At Dyer’s, Jonesville had gathered to see the sight; and as she came up to the porch, there were nudgings and whisperings, and Hiram Wells, bolder than the rest, said, “Well, Mis’ Graham, this is a fine day for a weddin’—”

Lizzie Graham, without turning her head, said, coldly, “There ain’t goin’ to be no weddin’.” Then she went on upstairs to Nathaniel’s room.

The idlers on the porch looked at each other and guffawed. “I knowed Sam was foolin’ us,” somebody said.

But Sam defended himself. “I tell you I wa’n’t foolin’. You ask Rev. Niles; she told me only yesterday he said he’d tie the knot. I ain’t foolin’. She’s changed her mind, that’s all.”

“Lookin’ for a handsomer man,” Hiram suggested;—“chance for yourself, Sam!”
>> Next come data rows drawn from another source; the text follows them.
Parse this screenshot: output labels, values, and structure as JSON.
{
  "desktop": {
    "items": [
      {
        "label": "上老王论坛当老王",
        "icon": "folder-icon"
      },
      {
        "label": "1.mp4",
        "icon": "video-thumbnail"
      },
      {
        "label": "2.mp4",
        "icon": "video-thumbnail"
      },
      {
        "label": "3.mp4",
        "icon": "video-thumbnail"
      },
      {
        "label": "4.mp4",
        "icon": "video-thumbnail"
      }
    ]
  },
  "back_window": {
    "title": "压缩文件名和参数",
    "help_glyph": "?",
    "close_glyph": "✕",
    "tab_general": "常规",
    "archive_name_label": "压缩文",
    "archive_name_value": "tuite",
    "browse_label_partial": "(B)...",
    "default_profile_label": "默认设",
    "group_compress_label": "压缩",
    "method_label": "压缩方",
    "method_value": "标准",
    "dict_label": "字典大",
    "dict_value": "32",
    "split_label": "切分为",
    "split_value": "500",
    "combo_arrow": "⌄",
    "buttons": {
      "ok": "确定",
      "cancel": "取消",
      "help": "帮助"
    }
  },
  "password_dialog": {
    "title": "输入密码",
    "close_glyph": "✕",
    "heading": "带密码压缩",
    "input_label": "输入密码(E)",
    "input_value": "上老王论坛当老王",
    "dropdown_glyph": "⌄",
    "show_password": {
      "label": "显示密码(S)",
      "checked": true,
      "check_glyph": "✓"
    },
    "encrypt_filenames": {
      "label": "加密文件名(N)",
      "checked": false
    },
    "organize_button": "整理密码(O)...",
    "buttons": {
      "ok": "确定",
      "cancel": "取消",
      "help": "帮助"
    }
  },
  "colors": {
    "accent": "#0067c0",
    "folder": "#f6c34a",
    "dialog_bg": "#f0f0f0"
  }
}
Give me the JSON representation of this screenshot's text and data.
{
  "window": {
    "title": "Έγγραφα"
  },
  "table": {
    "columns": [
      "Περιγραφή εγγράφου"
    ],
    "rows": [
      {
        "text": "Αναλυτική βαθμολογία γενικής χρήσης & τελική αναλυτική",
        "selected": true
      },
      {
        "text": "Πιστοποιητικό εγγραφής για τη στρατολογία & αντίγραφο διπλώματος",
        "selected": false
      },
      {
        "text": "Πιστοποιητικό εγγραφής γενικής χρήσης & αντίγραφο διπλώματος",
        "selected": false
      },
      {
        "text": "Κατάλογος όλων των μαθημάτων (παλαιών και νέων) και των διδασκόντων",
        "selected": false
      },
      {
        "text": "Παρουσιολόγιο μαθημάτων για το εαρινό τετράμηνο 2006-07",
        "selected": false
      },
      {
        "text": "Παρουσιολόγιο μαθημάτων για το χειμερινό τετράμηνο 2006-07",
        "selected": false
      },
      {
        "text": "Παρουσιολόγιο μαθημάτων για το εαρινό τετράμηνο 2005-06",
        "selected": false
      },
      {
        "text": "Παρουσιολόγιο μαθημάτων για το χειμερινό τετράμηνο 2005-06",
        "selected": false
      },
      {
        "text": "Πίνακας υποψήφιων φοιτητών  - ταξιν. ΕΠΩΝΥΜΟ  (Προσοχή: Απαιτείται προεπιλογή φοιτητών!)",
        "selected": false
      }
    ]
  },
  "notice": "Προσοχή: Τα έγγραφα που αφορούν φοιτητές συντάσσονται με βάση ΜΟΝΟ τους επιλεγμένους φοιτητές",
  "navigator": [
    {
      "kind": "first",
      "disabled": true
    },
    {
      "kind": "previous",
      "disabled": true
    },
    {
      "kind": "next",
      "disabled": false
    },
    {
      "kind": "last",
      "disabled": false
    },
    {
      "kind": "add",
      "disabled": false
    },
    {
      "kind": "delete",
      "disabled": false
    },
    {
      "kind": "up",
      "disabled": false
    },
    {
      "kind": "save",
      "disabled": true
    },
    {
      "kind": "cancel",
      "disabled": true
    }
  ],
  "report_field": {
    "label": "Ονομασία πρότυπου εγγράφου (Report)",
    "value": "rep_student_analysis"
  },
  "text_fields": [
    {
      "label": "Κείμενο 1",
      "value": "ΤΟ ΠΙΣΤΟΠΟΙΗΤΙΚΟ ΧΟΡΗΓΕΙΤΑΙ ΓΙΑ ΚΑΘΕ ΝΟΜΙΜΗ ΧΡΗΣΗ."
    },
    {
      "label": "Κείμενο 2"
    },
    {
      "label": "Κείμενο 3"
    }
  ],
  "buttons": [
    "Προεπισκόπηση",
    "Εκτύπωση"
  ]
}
Lizzie, hot-cheeked, heard the laughter, and went on up-stairs. Nathaniel was sitting on the edge of his bed, his hat on, his poor coat buttoned to his chin; he was holding his precious bag, gripped in two nervous hands, on his knee. When he heard her step, he drew a deep breath.

“Oh, kind woman!” he said; “I’d begun to fear you were not coming.”

“I am—a little late,” Lizzie said. “I—I was detained.”